The pipelines structure involves the following:
nvvideoconvert nvbuf-memory-type=4 (surface array memory) ! video/x-raw(memory:NVMM), width=1920, height=1080, framerate=35/1, format=BGRx ! appsink sync=false drop-buffers=true, max-buffers=1 emit-signals=1

In the new-sample callback function the nvmm-buffer is mapped to a NvBufsurface like this:

static GstFlowReturn on_new_image(GstElement* sink, void* user_data)
        {
            if(nullptr != user_data && NULL != user_data )
            {
                CImageProcessingCamera* receivingCamera = reinterpret_cast<CImageProcessingCamera*>(user_data);

                g_signal_emit_by_name(sink, "pull-sample", &sample, NULL);

                if(NULL != sample)
                {
                    GstBuffer* buffer = gst_sample_get_buffer(sample);

                    GstMapInfo info;
                    if(gst_buffer_map(buffer, &info, GST_MAP_READ))
                    {
                        NvBufSurface *surface = (NvBufSurface *)info.data;
                        NvBufSurfaceMap(surface, 0, 0, NVBUF_MAP_READ);
                        NvBufSurfaceSyncForDevice(surface, 0, 0);

                        std::unique_lock<std::shared_mutex> lockOnCameraFrame(receivingCamera->mGpuFrame.mMutex);
                        cudaMemcpy(receivingCamera->mGpuFrame.mGpuImage.data, surface->surfaceList[0].mappedAddr.addr[0], receivingCamera->mImageMemorySize, cudaMemcpyKind::cudaMemcpyDefault);
                        lockOnCameraFrame.unlock();
                        
                        NvBufSurfaceUnMap(surface, 0, 0);
                        gst_buffer_unmap(buffer, &info);
                        gst_sample_unref(sample);
                    }
                    ...
                }
                ....
            }
...
return GST_FLOW_OK;

When I run the pipeline without the callback, the CPU load is very low. The high CPU load seems to occur as soon as we grab the sample in the callback, and the other contributing factor seems to be cudamemcpy.
Cudamemcpy copies the image data to a shared memory space between the CPU and GPU. Then, each image is immediatly processed further. I’d prefer to continue copying toward the shared memory.
So far, running this setup with four cameras results in most cores being almost fully utilized.
Is there something I’m missing? Is there a way to reduce the CPU usage? Any help would be appreciated. :)

What is this?

Hello,
it is a pinned, mapped (zero-copy) memory buffer. I set it up this way to avoid additional CPU-to-GPU memory transfers, since the next processing steps are all done on the GPU.

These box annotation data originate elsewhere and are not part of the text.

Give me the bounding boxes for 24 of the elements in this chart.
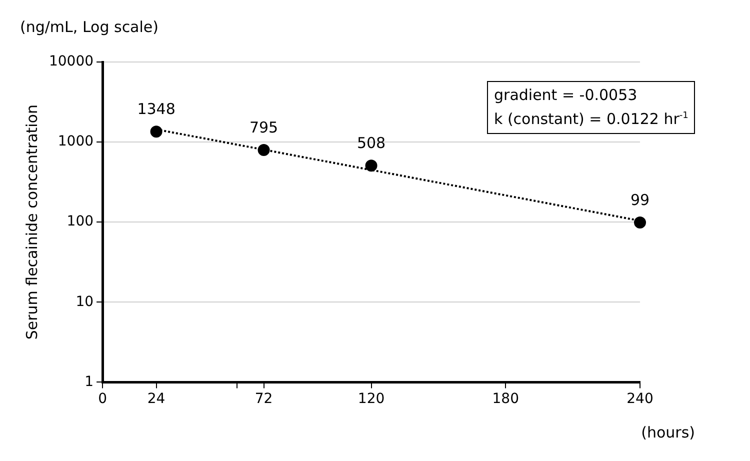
- x-tick-label: 0: [98, 391, 107, 408]
- data-label: 508: [356, 134, 386, 152]
- x-tick-label: 120: [358, 391, 385, 408]
- point: [150, 126, 162, 138]
- x-tick-label: 240: [626, 391, 654, 408]
- annotation: k (constant) = 0.0122 hr$^{-1}$: [494, 109, 688, 130]
- y-tick-label: 1000: [58, 134, 94, 150]
- data-label: 1348: [137, 100, 176, 118]
- y-tick-label: 1: [84, 374, 94, 390]
- text: (ng/mL, Log scale): [20, 18, 159, 36]
- y-tick-label: 10: [76, 294, 94, 310]
- x-axis-title: (hours): [641, 424, 695, 442]
- annotation: gradient = -0.0053: [494, 85, 638, 106]
- x-tick-label: 180: [492, 391, 519, 408]
- y-axis-title: Serum flecainide concentration: [22, 104, 41, 340]
- x-tick-label: 24: [147, 391, 166, 408]
- x-tick-label: 72: [254, 391, 273, 408]
- data-label: 795: [249, 118, 278, 136]
- y-tick-label: 10000: [48, 54, 94, 70]
- y-tick-label: 100: [66, 214, 94, 230]
- point: [258, 144, 270, 156]
- point: [634, 216, 646, 228]
- point: [365, 160, 378, 172]
- data-label: 99: [630, 190, 650, 209]
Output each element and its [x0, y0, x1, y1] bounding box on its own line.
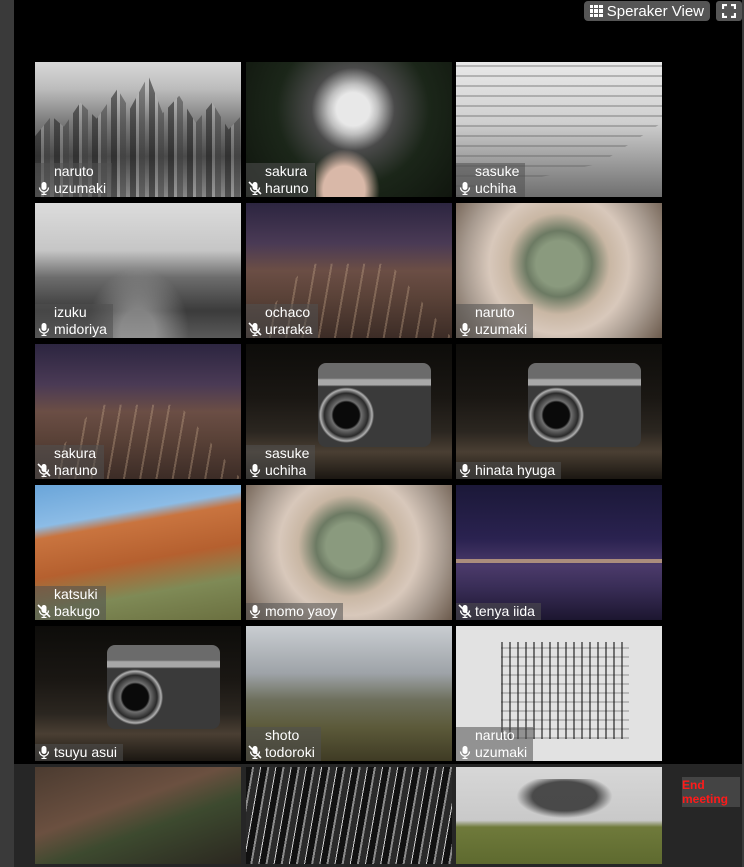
participant-name-line2: uchiha: [265, 462, 307, 478]
mic-muted-icon: [37, 604, 51, 619]
video-tile[interactable]: momo yaoy: [246, 485, 452, 620]
participant-name-tag: sakura haruno: [246, 163, 315, 197]
speaker-view-button[interactable]: Speraker View: [583, 1, 710, 21]
participant-name-line2: uchiha: [475, 180, 517, 196]
mic-muted-icon: [248, 745, 262, 760]
participant-name-line1: sasuke: [475, 163, 520, 179]
participant-name-tag: izuku midoriya: [35, 304, 113, 338]
video-tile[interactable]: tsuyu asui: [35, 626, 241, 761]
participant-name-line1: sakura: [54, 445, 97, 461]
video-tile[interactable]: [246, 767, 452, 864]
participant-name-line2: uzumaki: [475, 321, 528, 337]
grid-icon: [589, 5, 603, 17]
video-tile[interactable]: sakura haruno: [246, 62, 452, 197]
video-tile[interactable]: hinata hyuga: [456, 344, 662, 479]
participant-name-line1: hinata hyuga: [475, 462, 556, 478]
participant-name-tag: naruto uzumaki: [456, 727, 534, 761]
video-tile[interactable]: tenya iida: [456, 485, 662, 620]
video-feed: [246, 767, 452, 864]
participant-name-line2: uraraka: [265, 321, 313, 337]
mic-icon: [37, 322, 51, 337]
mic-icon: [248, 604, 262, 619]
participant-name-line2: haruno: [265, 180, 309, 196]
mic-muted-icon: [248, 322, 262, 337]
participant-name-tag: sasuke uchiha: [456, 163, 526, 197]
participant-name-line1: katsuki: [54, 586, 98, 602]
video-feed: [35, 626, 241, 761]
mic-muted-icon: [458, 604, 472, 619]
participant-name-line1: tsuyu asui: [54, 744, 118, 760]
video-tile[interactable]: [456, 767, 662, 864]
video-feed: [35, 203, 241, 338]
participant-name-line1: naruto: [475, 304, 515, 320]
participant-name-line1: naruto: [54, 163, 94, 179]
participant-name-line2: haruno: [54, 462, 98, 478]
participant-name-tag: hinata hyuga: [456, 462, 562, 479]
video-tile[interactable]: sasuke uchiha: [456, 62, 662, 197]
speaker-view-label: Speraker View: [606, 2, 704, 20]
video-feed: [35, 767, 241, 864]
video-tile[interactable]: naruto uzumaki: [456, 203, 662, 338]
video-tile[interactable]: naruto uzumaki: [35, 62, 241, 197]
participant-name-line2: bakugo: [54, 603, 100, 619]
video-feed: [456, 485, 662, 620]
participant-name-line1: shoto: [265, 727, 300, 743]
video-tile[interactable]: sakura haruno: [35, 344, 241, 479]
participant-name-tag: katsuki bakugo: [35, 586, 106, 620]
top-toolbar: Speraker View: [583, 0, 742, 22]
participant-name-line2: midoriya: [54, 321, 107, 337]
participant-name-tag: shoto todoroki: [246, 727, 321, 761]
mic-icon: [248, 463, 262, 478]
video-tile[interactable]: [35, 767, 241, 864]
participant-name-tag: sakura haruno: [35, 445, 104, 479]
mic-icon: [458, 745, 472, 760]
mic-icon: [37, 745, 51, 760]
video-tile[interactable]: sasuke uchiha: [246, 344, 452, 479]
mic-muted-icon: [37, 463, 51, 478]
end-meeting-label-line1: End: [682, 778, 705, 792]
participant-name-line2: uzumaki: [475, 744, 528, 760]
expand-icon: [722, 4, 736, 18]
video-tile[interactable]: ochaco uraraka: [246, 203, 452, 338]
participant-name-line1: momo yaoy: [265, 603, 338, 619]
mic-icon: [458, 181, 472, 196]
participant-name-line2: uzumaki: [54, 180, 107, 196]
participant-name-line1: ochaco: [265, 304, 311, 320]
participant-name-tag: naruto uzumaki: [456, 304, 534, 338]
fullscreen-button[interactable]: [716, 1, 742, 21]
end-meeting-label-line2: meeting: [682, 792, 729, 806]
participant-name-line1: naruto: [475, 727, 515, 743]
participant-name-line1: tenya iida: [475, 603, 535, 619]
mic-icon: [37, 181, 51, 196]
mic-icon: [458, 322, 472, 337]
video-tile[interactable]: shoto todoroki: [246, 626, 452, 761]
participant-name-tag: ochaco uraraka: [246, 304, 319, 338]
participant-name-tag: sasuke uchiha: [246, 445, 316, 479]
video-tile[interactable]: naruto uzumaki: [456, 626, 662, 761]
video-tile[interactable]: izuku midoriya: [35, 203, 241, 338]
participant-name-line1: izuku: [54, 304, 87, 320]
participant-name-line1: sasuke: [265, 445, 310, 461]
participant-name-line1: sakura: [265, 163, 308, 179]
participant-name-tag: tsuyu asui: [35, 744, 124, 761]
video-tile[interactable]: katsuki bakugo: [35, 485, 241, 620]
participant-name-line2: todoroki: [265, 744, 315, 760]
mic-muted-icon: [248, 181, 262, 196]
participant-name-tag: naruto uzumaki: [35, 163, 113, 197]
participant-name-tag: tenya iida: [456, 603, 541, 620]
video-feed: [456, 767, 662, 864]
video-feed: [456, 344, 662, 479]
participant-name-tag: momo yaoy: [246, 603, 344, 620]
end-meeting-button[interactable]: End meeting: [682, 777, 740, 807]
mic-icon: [458, 463, 472, 478]
video-feed: [246, 485, 452, 620]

You can comment out the line of “cudaMemcpy” to check whether the CPU loading is high or not first. Theoretically the GPU to GPU copy takes no CPU workload. We don’t know what else you have done inside the callback, you need to check them one by one to find out which processing consumed the CPU so much.

I commented out cudamemcpy, but the CPU usage did not change significantly. However, the load decreased by about 95% when I removed the callback altogether while keeping the four camera pipelines active. Additionally, when I use the callback with just these three lines (pulling the sample and unreferencing) , the CPU load average as indicated by htop increases from 0.2 to about 5:

            GstSample* sample = NULL;
            g_signal_emit_by_name(sink, "pull-sample", &sample, NULL);
            gst_sample_unref(sample);

Do you think combining each separate camera pipeline into one pipeline using the DeepStream plugin, nvStreamMux, could reduce CPU usage? If I understand correctly, then only one sample is pulled every 28.5 ms (frame rate = 1/35), instead of four.

Do you have several cameras and each camera is handled by an independent pipeline? What is your complete use case?

Yes, there is currently one pipeline for each camera. As for the use case, I am developing a vision system for my car.

We are not sure. The root cause of the CPU loading increasing heavily is not clear yet.